공지 • Mar 20
Coeur Mining, Inc. (NYSE:CDE) completed the acquisition of New Gold Inc. (TSX:NGD) from a group of shareholders.
Coeur Mining, Inc. (NYSE:CDE) signed a letter of intent to acquire New Gold Inc. (TSX:NGD) from a group of shareholders for approximately $6.8 billion on September 19, 2025. Coeur Mining entered into a definitive agreement to acquire New Gold from a group of shareholders on November 2, 2025. Under the terms of the arrangement agreement, New Gold shareholders will receive 0.4959 shares of Coeur common stock for each New Gold common share. The Exchange Ratio implies consideration of $8.51 per New Gold common share. Upon completion of the transaction, existing Coeur stockholders and New Gold shareholders will own approximately 62% and 38% of the outstanding common stock of the combined company, respectively. Following completion of the transaction, New Gold common shares are expected to be de-listed from the TSX and the NYSE American. Additionally, break fees in the amount of approximately $414 million and approximately $255 million are payable by Coeur and New Gold, respectively.
With this acquisition, Coeu will welcome approximately 1,700 employees and 450 contractors into the Coeur organization. Upon closing of the transaction, Patrick Godin and one other current New Gold director are expected to join Coeur's board of directors.
The proposed transaction is subject to approval by a British Columbia court. The transaction will require approval by shareholders of New Gold at a special meeting of New Gold shareholders expected to be held in the first quarter of 2026. In addition, the transaction is subject to applicable regulatory approvals, approval by shareholders of Coeur Mining, approval of the listing of Coeur shares of common stock to be issued under the transaction on the NYSE and TSX, Competition Act approval and the satisfaction of certain other closing conditions customary for a transaction of this nature. The transaction has been unanimously approved by the target’s and acquirer’s boards.

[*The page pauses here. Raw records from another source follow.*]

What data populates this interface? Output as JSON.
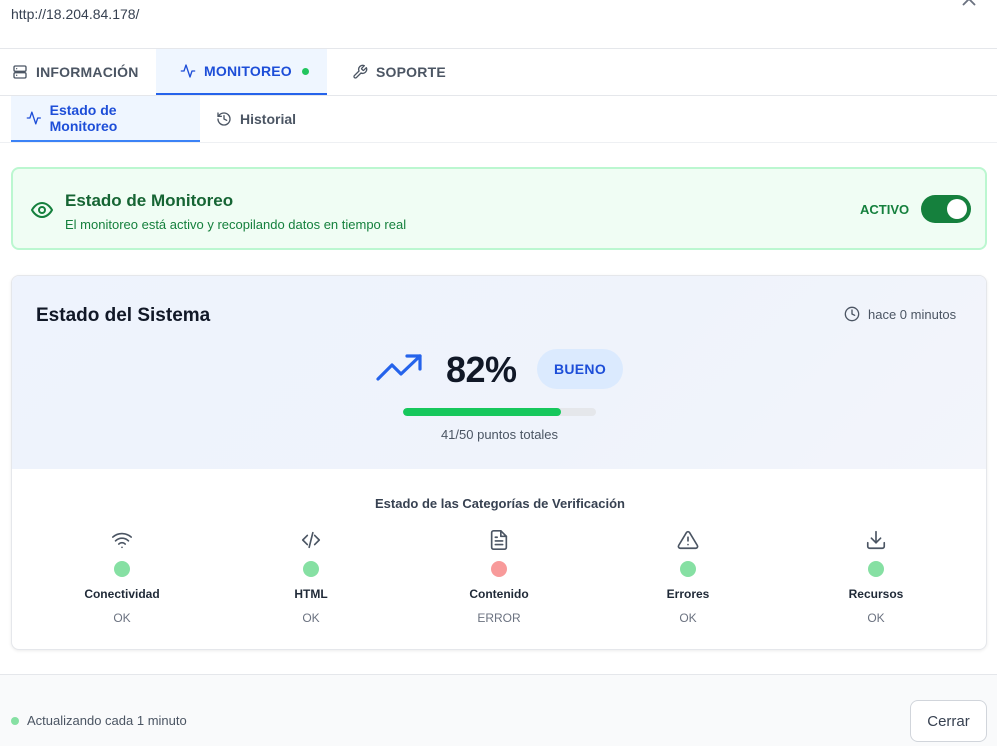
{
  "header": {
    "url": "http://18.204.84.178/",
    "close_icon": "close-icon"
  },
  "main_tabs": [
    {
      "label": "INFORMACIÓN",
      "icon": "server-icon",
      "active": false
    },
    {
      "label": "MONITOREO",
      "icon": "activity-icon",
      "active": true,
      "live_indicator_color": "#22c55e"
    },
    {
      "label": "SOPORTE",
      "icon": "wrench-icon",
      "active": false
    }
  ],
  "sub_tabs": [
    {
      "label": "Estado de Monitoreo",
      "icon": "activity-icon",
      "active": true
    },
    {
      "label": "Historial",
      "icon": "history-icon",
      "active": false
    }
  ],
  "monitor_status": {
    "title": "Estado de Monitoreo",
    "description": "El monitoreo está activo y recopilando datos en tiempo real",
    "state_label": "ACTIVO",
    "enabled": true,
    "color": "#15803d"
  },
  "system_status": {
    "title": "Estado del Sistema",
    "updated": "hace 0 minutos",
    "percentage": "82%",
    "rating": "BUENO",
    "progress": 0.82,
    "points": "41/50 puntos totales",
    "categories_title": "Estado de las Categorías de Verificación",
    "categories": [
      {
        "name": "Conectividad",
        "status": "OK",
        "ok": true,
        "icon": "wifi-icon"
      },
      {
        "name": "HTML",
        "status": "OK",
        "ok": true,
        "icon": "code-icon"
      },
      {
        "name": "Contenido",
        "status": "ERROR",
        "ok": false,
        "icon": "document-icon"
      },
      {
        "name": "Errores",
        "status": "OK",
        "ok": true,
        "icon": "warning-icon"
      },
      {
        "name": "Recursos",
        "status": "OK",
        "ok": true,
        "icon": "download-icon"
      }
    ]
  },
  "footer": {
    "update_text": "Actualizando cada 1 minuto",
    "close_label": "Cerrar"
  }
}
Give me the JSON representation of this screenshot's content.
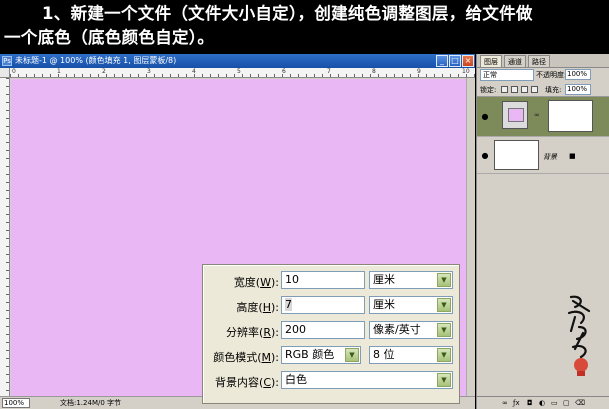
{
  "heading": {
    "line1": "1、新建一个文件（文件大小自定），创建纯色调整图层，给文件做",
    "line2": "一个底色（底色颜色自定）。"
  },
  "document": {
    "title": "未标题-1 @ 100% (颜色填充 1, 图层蒙板/8)",
    "canvas_color": "#e8b7f4",
    "ruler_numbers": [
      "0",
      "1",
      "2",
      "3",
      "4",
      "5",
      "6",
      "7",
      "8",
      "9",
      "10"
    ],
    "status": {
      "zoom": "100%",
      "doc_info": "文档:1.24M/0 字节"
    }
  },
  "dialog": {
    "width": {
      "label": "宽度(",
      "key": "W",
      "end": "):",
      "value": "10",
      "unit": "厘米"
    },
    "height": {
      "label": "高度(",
      "key": "H",
      "end": "):",
      "value": "7",
      "unit": "厘米"
    },
    "resolution": {
      "label": "分辨率(",
      "key": "R",
      "end": "):",
      "value": "200",
      "unit": "像素/英寸"
    },
    "color_mode": {
      "label": "颜色模式(",
      "key": "M",
      "end": "):",
      "value": "RGB 颜色",
      "bits": "8 位"
    },
    "background": {
      "label": "背景内容(",
      "key": "C",
      "end": "):",
      "value": "白色"
    }
  },
  "layers_panel": {
    "tabs": [
      "图层",
      "通道",
      "路径"
    ],
    "blend_mode": "正常",
    "opacity_label": "不透明度:",
    "opacity_value": "100%",
    "lock_label": "锁定:",
    "fill_label": "填充:",
    "fill_value": "100%",
    "bg_layer_name": "背景"
  }
}
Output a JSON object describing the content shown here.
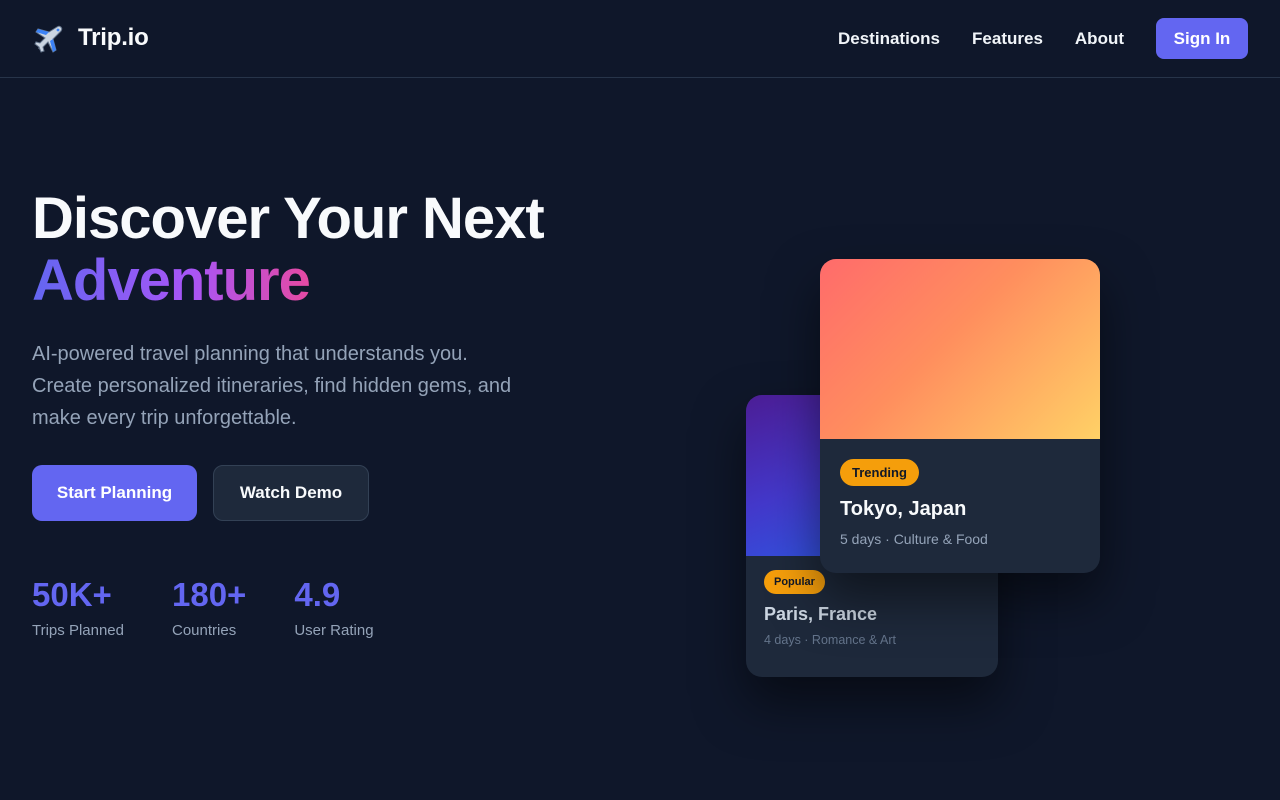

The transaction is expected to close in H1 2026 and is expected to be accretive to Coeur's per share net asset value, and significantly accretive to operating cash flow and free cash flow metrics. As of December 5, 2025, Commissioner of Competition under the Competition Act approved the transaction. As of January 27, 2026, New Gold Inc. shareholders overwhelmingly approved the plan of arrangement with Coeur Mining, Inc. As of January 30, 2026, New Gold Obtains Final Court Approval for Plan of Arrangement with Coeur Mining. The Transaction remains subject to approval under the Investment Canada Act and the satisfaction of certain other customary
closing conditions for transactions of this nature. It is currently anticipated that the Transaction will close in the first half of 2026.
BMO Nesbitt Burns Inc. and RBC Capital Markets are acting as a financial advisors and fairness opinion providers to Coeur. Kari MacKay, Hari Marcovici of Goodmans LLP and Andrew Kaplan of Gibson, Dunn & Crutcher LLP are acting as legal advisors to Coeur. National Bank Capital Markets is acting as financial advisor and fairness opinion provider to New Gold and CIBC Capital Markets is acting as financial advisor and fairness opinion provider to the Special Committee of New Gold. Richard Fridman, Aaron J Atkinson of Davies Ward Phillips & Vineberg LLP and Christopher J. Cummings of Paul, Weiss, Rifkind, Wharton & Garrison LLP are acting as legal advisors to New Gold, and Blake, Cassels & Graydon LLP is acting as legal advisor to the Special Committee New Gold. MacKenzie Partners, Inc. acted as proxy solicitor to Coeur. Coeur has agreed to pay BMO Nesbitt Burns, for its financial advisory services in connection with the proposed Arrangement an aggregate fee of $21 million, of which a portion was payable upon delivery of BMO Capital Markets’ opinion regardless of the conclusion reached in such opinion and $16 million is contingent upon consummation of the Arrangement. Under its engagement agreement with Coeur, RBCCM became entitled to a fee of $4,500,000 upon the delivery of its opinion in connection with the Arrangement. Kingsdale Advisors LP served as proxy solicitor to New Gold.
Coeur Mining, Inc. (NYSE:CDE) completed the acquisition of New Gold Inc. (TSX:NGD) from a group of shareholders on March 20, 2026. Shortly following the completion of the Transaction, New Gold common shares will be de-listed from the Toronto Stock Exchange (the “TSX”) and the NYSE American. Coeur also intends to cause New Gold to apply to cease to be a reporting issuer under applicable Canadian securities laws. Shares of Coeur common stock are listed on the New York Stock Exchange and the TSX.